Originally I wanted to find a related GitHub repository based on the collected JSONL set, clone that repository, and test it.

But then I realized it wasn’t necessary to find an actual GitHub repo from the start. What I wanted to check now was “whether the LLM correctly judges that the retrieved JSONL is truly related to the current Godot code chunk.” So I thought it would be faster to have GPT generate a demo Godot chunk together with related JSONL and unrelated JSONL, and test that first.

Thus I deliberately created a Godot 3 code chunk, and also created a matching Godot 3 → Godot 4 conversion JSONL and a completely unrelated JSONL for testing.

At first I simply asked like this.

Does this JSONL contain content corresponding to source code? Answer only yes / no.

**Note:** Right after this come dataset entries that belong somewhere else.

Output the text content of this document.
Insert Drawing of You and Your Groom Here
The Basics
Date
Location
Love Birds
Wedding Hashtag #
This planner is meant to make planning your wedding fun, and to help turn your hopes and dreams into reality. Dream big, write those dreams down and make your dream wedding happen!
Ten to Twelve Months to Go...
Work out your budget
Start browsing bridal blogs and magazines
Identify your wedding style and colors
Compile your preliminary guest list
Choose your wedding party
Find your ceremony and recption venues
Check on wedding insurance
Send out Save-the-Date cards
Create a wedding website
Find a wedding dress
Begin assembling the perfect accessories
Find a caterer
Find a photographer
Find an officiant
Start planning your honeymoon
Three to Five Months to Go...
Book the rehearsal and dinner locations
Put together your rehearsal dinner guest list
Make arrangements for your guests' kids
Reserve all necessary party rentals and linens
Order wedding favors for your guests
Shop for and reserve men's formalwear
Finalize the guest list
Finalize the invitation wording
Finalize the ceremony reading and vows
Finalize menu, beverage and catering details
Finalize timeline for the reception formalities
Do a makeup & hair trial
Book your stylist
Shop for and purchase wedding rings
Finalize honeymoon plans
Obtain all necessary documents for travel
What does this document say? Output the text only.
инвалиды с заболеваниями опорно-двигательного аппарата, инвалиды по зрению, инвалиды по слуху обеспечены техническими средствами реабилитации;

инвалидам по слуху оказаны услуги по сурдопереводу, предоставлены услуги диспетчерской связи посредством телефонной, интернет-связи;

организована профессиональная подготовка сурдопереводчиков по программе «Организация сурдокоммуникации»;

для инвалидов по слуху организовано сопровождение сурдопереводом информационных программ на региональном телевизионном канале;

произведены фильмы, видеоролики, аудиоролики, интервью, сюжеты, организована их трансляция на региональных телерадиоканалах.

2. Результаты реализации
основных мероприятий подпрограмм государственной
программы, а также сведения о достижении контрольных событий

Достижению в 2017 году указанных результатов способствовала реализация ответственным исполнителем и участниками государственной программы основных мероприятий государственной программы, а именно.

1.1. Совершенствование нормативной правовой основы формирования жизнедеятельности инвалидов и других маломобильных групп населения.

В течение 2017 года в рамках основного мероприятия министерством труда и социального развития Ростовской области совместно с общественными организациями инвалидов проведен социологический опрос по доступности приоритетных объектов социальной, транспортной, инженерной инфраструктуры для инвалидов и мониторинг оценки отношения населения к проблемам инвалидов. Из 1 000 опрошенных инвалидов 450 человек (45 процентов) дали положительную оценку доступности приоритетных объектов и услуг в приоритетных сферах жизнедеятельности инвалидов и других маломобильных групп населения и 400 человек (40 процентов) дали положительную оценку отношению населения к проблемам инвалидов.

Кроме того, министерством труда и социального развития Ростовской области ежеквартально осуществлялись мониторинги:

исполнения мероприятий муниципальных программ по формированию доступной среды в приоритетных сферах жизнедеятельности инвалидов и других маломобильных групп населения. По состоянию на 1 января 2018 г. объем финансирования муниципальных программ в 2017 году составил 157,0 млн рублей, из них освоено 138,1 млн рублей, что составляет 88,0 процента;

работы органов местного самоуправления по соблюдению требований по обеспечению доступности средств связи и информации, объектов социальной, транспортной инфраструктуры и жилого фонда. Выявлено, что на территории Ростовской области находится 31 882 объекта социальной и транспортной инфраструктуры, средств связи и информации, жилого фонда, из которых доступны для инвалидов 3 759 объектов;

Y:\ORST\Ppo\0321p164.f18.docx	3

It turned out that the related JSONL was also yes, and the unrelated JSONL was also yes.

It might seem disappointing at first, but I actually thought it was a relief. If this issue hadn't surfaced at the current stage, the LLM could have plausibly stitched together unrelated JSONL with its own knowledge when actual DB queries were later added.

So I made the prompt stronger.

You are a JSONL evidence matching judge.

Determine whether the JSONL below directly contains evidence that matches the SOURCE_CODE provided.

Judgment criteria:
- It is a “yes” only if one of the JSONL’s `source_api`, `source_pattern`, `match_terms`, `required_when_seen_in_code`, or `before_code` matches an actual string or API call in the SOURCE_CODE exactly.
- Broad terms such as Godot, Godot3, Godot4, migration, 2D, physics, etc., do not count as related.
- Negative statements in the JSONL such as “does not describe”, “not related”, “unrelated”, “does not apply”, etc., are not accepted as supporting evidence.
- If the JSONL refers to a different API, node, or system, the answer is “no”.
- Do not use any Godot knowledge you have; rely only on the string evidence written in the JSONL.
- The response must be exactly one word: either “yes” or “no”.

Let's change it like this: related JSONL is yes, unrelated JSONL is no.

The criteria obtained from today's experiment are important. When the Retriever brings a JSONL candidate and it is verified by the LLM, you must not look at a broad semantic similarity. First, you need to check whether fields inside the JSONL such as source_api, source_pattern, match_terms, required_when_seen_in_code, before_code directly match the actual string/API call of the current chunk.

Tasks for Tomorrow

It seems we need to create more demo sets tomorrow.

We need to create several related JSONL and unrelated JSONL for the Godot chunk, and test many times how Qwen derives answers. It is still too early to set a standard after one or two successes.

In particular, the following cases need further verification.

  • When multiple related JSONL are mixed, does Qwen correctly choose the actual evidence?
  • When unrelated JSONL have only similar keywords, does it correctly discard them with no?
  • Does Qwen distinguish the difference between api_mapping and label_prototypes based on string evidence?
  • Can explanation‑type JSONL like docs_chunks be verified in the same way?
  • When it looks like Godot 3 code but there is no JSONL evidence, does it avoid arbitrary migration?

Today was a day of pulling abstract structures into actual screens and input flows. Things that I thought I already knew in my head became much clearer when I unfolded them on the web, broke them apart, and displayed them as search inputs.

The next step is to repeatedly perform actual DB searches and Qwen verification, confirming that this flow remains stable.